T3

Guns / Rules

Guns is the skill for basic ranged attacks in T3. In this sense, a bow, sling, or slingshot is a gun. So is a grenade, because it does not inflict damage because of the hitting power of your thow.

Thowing weapons that do damage by impact are governed by MartialArts.

Guns follow the basic combat Rules in most ways, but there are some special cases applicableonly to guns.

Aiming

A special maneuver available to guns is aiming. Select a target that you can shoot at and spend a shot aiming; your next Guns attack against that target gets a +1 action value bonus. You can spend up to three consecutive rounds aiming, for a total bonus of +3. You may not move between aiming and firing.

Autofire

Included from MultipleTargets

Autofire is a special case of area attack that allows you to hit several times against the same target or different targets in the same general area. You must fire three rounds with each attack, and may not reload during the attack sequence.

If firing on several targets, use the normal area effect rules.

When attacking one target several times, resolve each attack separately, but there is a -2 penalty on each successive attack. For each attack beyond the first, you must expend one additional shot hosing the target down, but you perform all these attacks simultaneously. You also get one "free" attack against each friend or bystander in your line of fire, with no penalty.

Once a target starts to use ActiveDefense, he gets to apply the Dodge bonus against all your attacks, as they all come in the same shot.

Covering Fire

Covering fire is a special variant of Active Defense. By shooting an at opponent, you force him to keep his head down, reducing his change to succeed at any action and stopping any movement that is not under cover. Covering fire is a one-shot defensive action that can be used to defend either yourself or someone else. Unlike a normal active defense, it only affects one small group of enemies, who must be grouped close together. It also spends a lot of ammo; three rounds per attacker covered. Like other Active Defense it lasts for the current shot only.
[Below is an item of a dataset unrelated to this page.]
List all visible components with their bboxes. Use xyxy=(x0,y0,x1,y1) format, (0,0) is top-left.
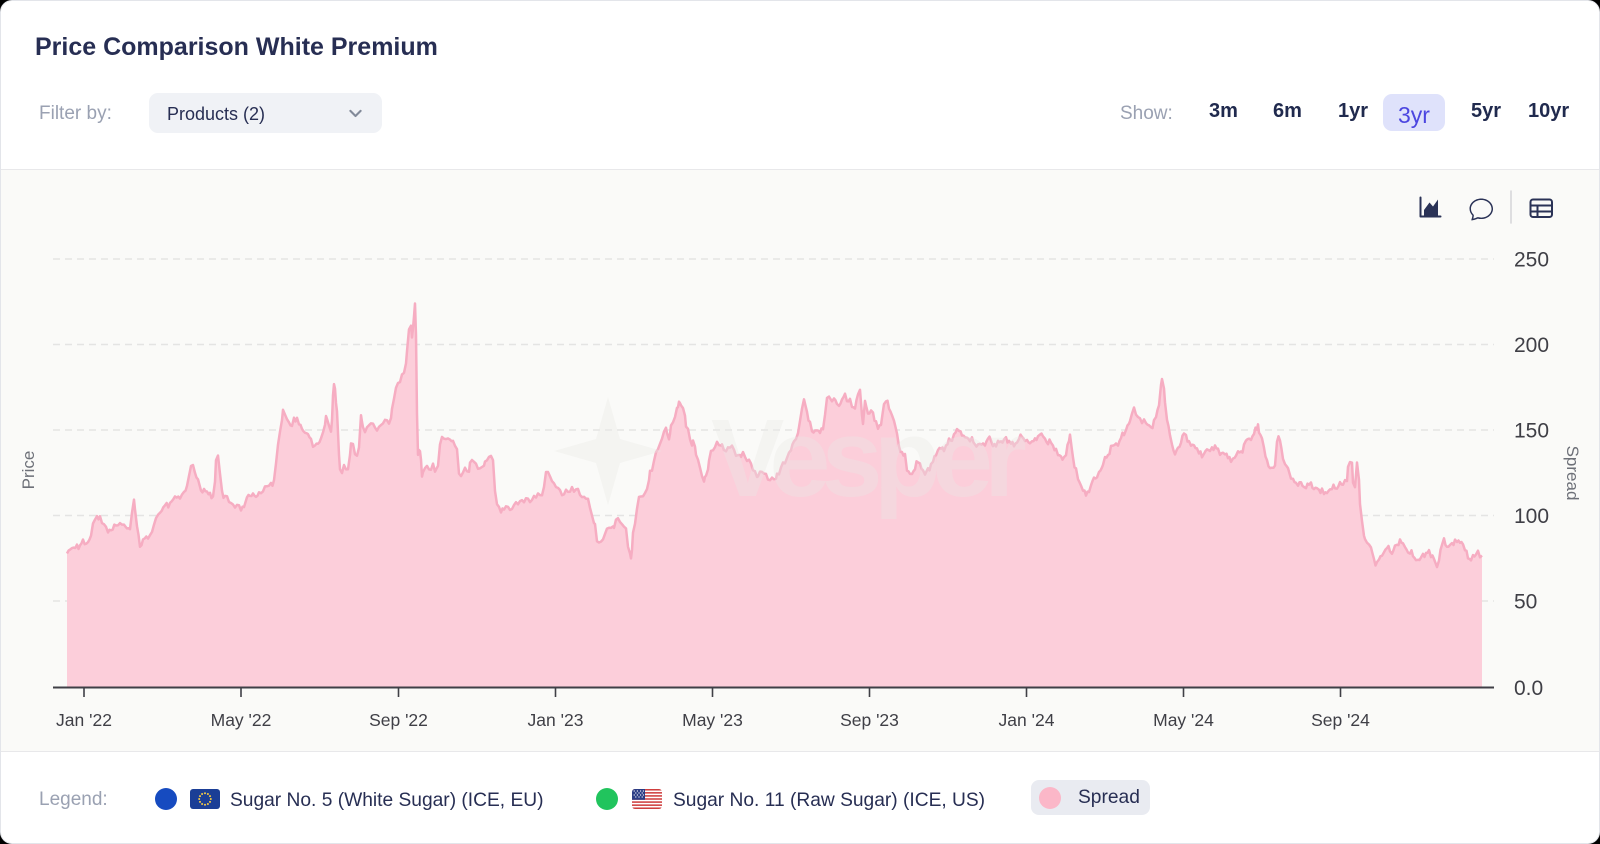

It is possible to ignore covering fire. In this case, the Active Defense and movement hindrance is ignored, and the covering fire is instead resolved as a standard guns attack. This is a separate attack against each target that elected to ignore the covering fire. This is the tactic typically chosen by animals, mindless zombies, and other targets unaware of how guns work. The advantage to the user of covering fire is that you get to make a 1-shot atatck against all of them.

Covering fire does not work if your target is himself under cover and doing something that does not require him to stick his head out. Nor does it work if there is something near your target that you want to avoid - it is wild fire, and the risk of collateral damage is too great to use it in such situations.